Um desabafo kolinskiniano …

Não tendo mais interlocutores, uma vez que todos já se cansaram de minhas lamúrias, venho utilizar o blog do Ecolândia como uma forma de protesto. E também como uma forma de rir um pouco de uma situação que, embora possa parecer engraçada, na hora foi muito desconfortável.

Em função do final de semana e do feriado de segunda-feira (Dia de Finados) resolvi arrumar a mala e picar a mula, rumo à Santiago, a Terra dos Poetas. O lar, lugar abençoado, que tem comida, família. Uma televisão maior e um confortável sofá. Além disso, Santiago, sinceramente, não é tão quente como Santa Maria, que tem feito um calor absurdo nesses últimos dias…

Por tudo isso, fui para Santiago, na última sexta-feira ao meio dia e retornei na segunda-feira, às 15 horas. Fiz essas duas viagens de ônibus pela Expresso São Pedro, empresa de transporte que é a responsável pelo trajeto entre essas duas cidades. O tempo desse percurso pode variar. Essa variação está ligada a muitos fatores, como o número de paradas e a qualidade (ou falta de qualidade) do ônibus.

Na viagem de ida, peguei um ônibus muito bom, com ar condicionado, que parou em São Pedro, São Vicente e Jaguari e que chegou em Santiago depois de 2 horas e 50 minutos, tempo que poderia ser menor, mas que é aceitável.

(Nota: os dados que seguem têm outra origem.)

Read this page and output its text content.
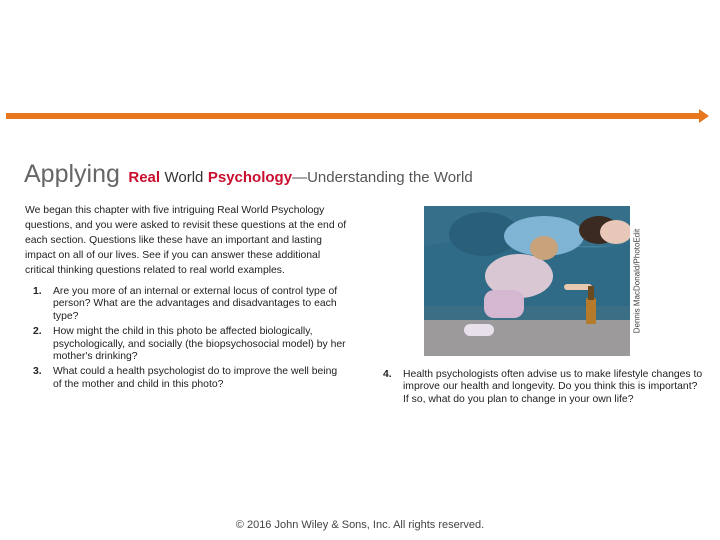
Applying Real World Psychology—Understanding the World

We began this chapter with five intriguing Real World Psychology questions, and you were asked to revisit these questions at the end of each section. Questions like these have an important and lasting impact on all of our lives. See if you can answer these additional critical thinking questions related to real world examples.

1.	Are you more of an internal or external locus of control type of person? What are the advantages and disadvantages to each type?
2.	How might the child in this photo be affected biologically, psychologically, and socially (the biopsychosocial model) by her mother's drinking?
3.	What could a health psychologist do to improve the well being of the mother and child in this photo?
Dennis MacDonald/PhotoEdit
4.	Health psychologists often advise us to make lifestyle changes to improve our health and longevity. Do you think this is important? If so, what do you plan to change in your own life?
© 2016 John Wiley & Sons, Inc. All rights reserved.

Mas o problema começou na viagem de volta. Antes de tudo sugiro que você, leitor fiel de nosso blog, lembre do calor que foi a última segunda …Lembrou? Ótimo. Agora imagine a situação a seguir: Eu vou para a rodoviária de Santiago, com todo aquele calor, e me deparo com um veículo cuja pretensão era levar, cerca de 40 pessoas em segurança – digo segurança porque conforto, certamente, não deve ter sido uma de suas pretensões – para Santa Maria. Não havia televisão. Não havia água no banheiro. Não havia ar condicionado. Havia, no entanto, um calor que não dava trégua, apesar das janelas abertas, e muitas pessoas descontentes com a desproporcionalidade entre o valor pago e o serviço prestado.

  Mas a viagem continuou …e continuou por 50 minutos, momento em que, antes de chegarmos em Jaguari, o ônibus começou a fazer barulhos estranhos, a gerar um cheiro esquisito e, logo em seguida, a lançar sinais de fumaça …

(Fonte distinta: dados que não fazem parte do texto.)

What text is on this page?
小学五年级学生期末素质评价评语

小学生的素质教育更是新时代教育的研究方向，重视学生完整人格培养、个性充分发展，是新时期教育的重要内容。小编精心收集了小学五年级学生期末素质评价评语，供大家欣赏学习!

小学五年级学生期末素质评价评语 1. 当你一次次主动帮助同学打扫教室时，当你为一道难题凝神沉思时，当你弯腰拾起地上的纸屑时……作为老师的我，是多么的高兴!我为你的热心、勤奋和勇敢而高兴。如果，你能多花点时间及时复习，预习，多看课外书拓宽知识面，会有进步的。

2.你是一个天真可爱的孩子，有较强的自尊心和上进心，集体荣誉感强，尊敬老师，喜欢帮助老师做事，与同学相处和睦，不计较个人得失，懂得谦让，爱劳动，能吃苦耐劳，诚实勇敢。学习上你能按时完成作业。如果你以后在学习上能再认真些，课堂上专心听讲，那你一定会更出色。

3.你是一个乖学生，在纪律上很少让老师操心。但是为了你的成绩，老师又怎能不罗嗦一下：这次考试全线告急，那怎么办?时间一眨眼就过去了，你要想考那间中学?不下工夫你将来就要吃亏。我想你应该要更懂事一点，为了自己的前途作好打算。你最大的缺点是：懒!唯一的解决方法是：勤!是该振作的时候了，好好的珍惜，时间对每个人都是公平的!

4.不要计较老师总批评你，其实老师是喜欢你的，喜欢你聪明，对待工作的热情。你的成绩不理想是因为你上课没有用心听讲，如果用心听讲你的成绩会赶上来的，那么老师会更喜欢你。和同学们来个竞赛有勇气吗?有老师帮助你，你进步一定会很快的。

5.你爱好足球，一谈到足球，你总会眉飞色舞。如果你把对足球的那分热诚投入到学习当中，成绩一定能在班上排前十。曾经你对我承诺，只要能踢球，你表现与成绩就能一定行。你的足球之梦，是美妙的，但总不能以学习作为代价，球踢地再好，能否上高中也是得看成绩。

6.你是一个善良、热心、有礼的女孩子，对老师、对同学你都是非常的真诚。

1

o veículo, pós-problemas técnicos.

Foto: Felipe Viero, cansado, suado e com um celular.

Então nós paramos, como todo aquele calor, na beira de uma estrada, pela qual passavam muitos carros, com uma, ou duas pessoas em seu interior, e ninguém parava para oferecer ajuda ou qualquer outro consolo. Claro que essas pessoas não tinham nenhuma obrigação, elas não estavam ligadas ao fato do ônibus ter estragado e de nós termos ficado 55 minutos, no meio do nada, esperando um outro veículo, mas acredito, sinceramente, que a preocupação com as outras pessoas e a intenção de ajudar o próximo transcendem aquilo que é uma obrigação. Piegas? Utópico? Bem, talvez eu seja, sim, piegas e utópico.

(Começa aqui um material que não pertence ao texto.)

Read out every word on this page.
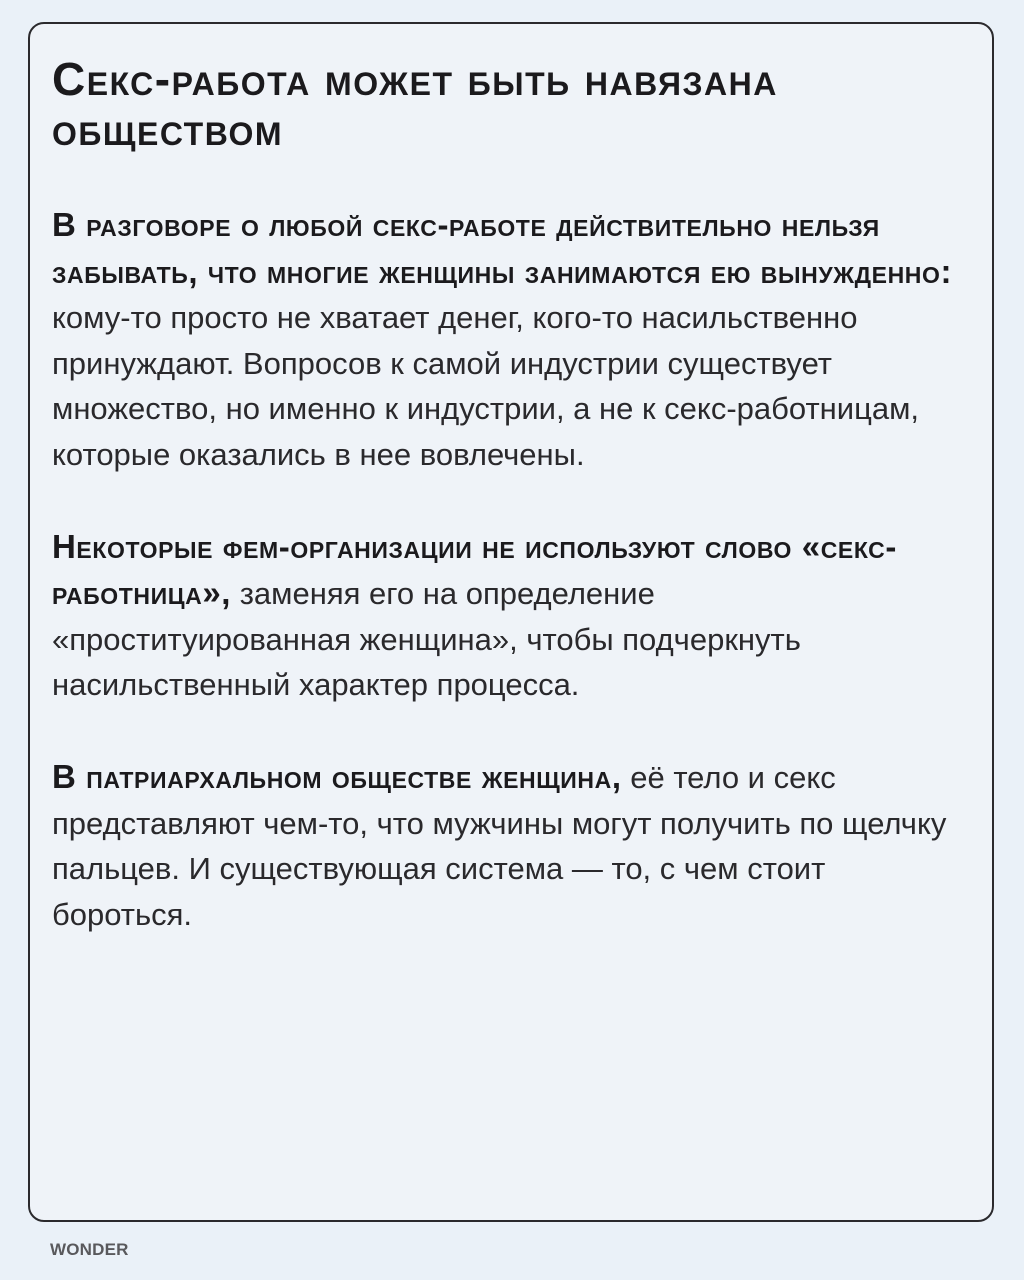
Секс-работа может быть навязана обществом

В разговоре о любой секс-работе действительно нельзя забывать, что многие женщины занимаются ею вынужденно: кому-то просто не хватает денег, кого-то насильственно принуждают. Вопросов к самой индустрии существует множество, но именно к индустрии, а не к секс-работницам, которые оказались в нее вовлечены.

Некоторые фем-организации не используют слово «секс-работница», заменяя его на определение «проституированная женщина», чтобы подчеркнуть насильственный характер процесса.

В патриархальном обществе женщина, её тело и секс представляют чем-то, что мужчины могут получить по щелчку пальцев. И существующая система — то, с чем стоит бороться.

WONDER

Um ônibus chegou ao local antes da passagem desses 55 minutos. Um ônibus menor, que também não possuía ar condicionado e que, vejam só, tinha um plus: além de ter menos lugares, também não tinha banheiro!

Mas esse ônibus não saiu do lugar. Aliás, não sei nem porque ele foi até ali, uma vez que não fez nada (embora fosse da mesma empresa e estivesse apenas com o motorista). Alguns disseram que, ao estacionar, ele também havia quebrado. Considerando que o seu estado era precário, eu não ficaria surpreso.

De qualquer modo, chegou outro ônibus, igualzinho ao primeiro, e seguimos viagem, chegando em Santa Maria às 18 horas e 30 minutos, com quase uma hora de atraso. Algumas pessoas estavam furiosas pois teriam que pegar outro ônibus às 19 horas e não sabiam ao certo se conseguiriam. Elas conseguiram. Mesmo assim, o caos que foi esse percurso e a ausência de certas condições de conforto (em um dia tão quente como aquele) perturbaram a todos os passageiros.

Ao chegar em Santa Maria, descubro que ali fazia mais calor do que no interior do ônibus. Abençoada foi a chuva de terça-feira, que garantiu uma trégua relativa do calor (que já está voltando) e deve ter sido útil para outras pessoas que, talvez, tenham voltado a viajar no mesmo ônibus que nós.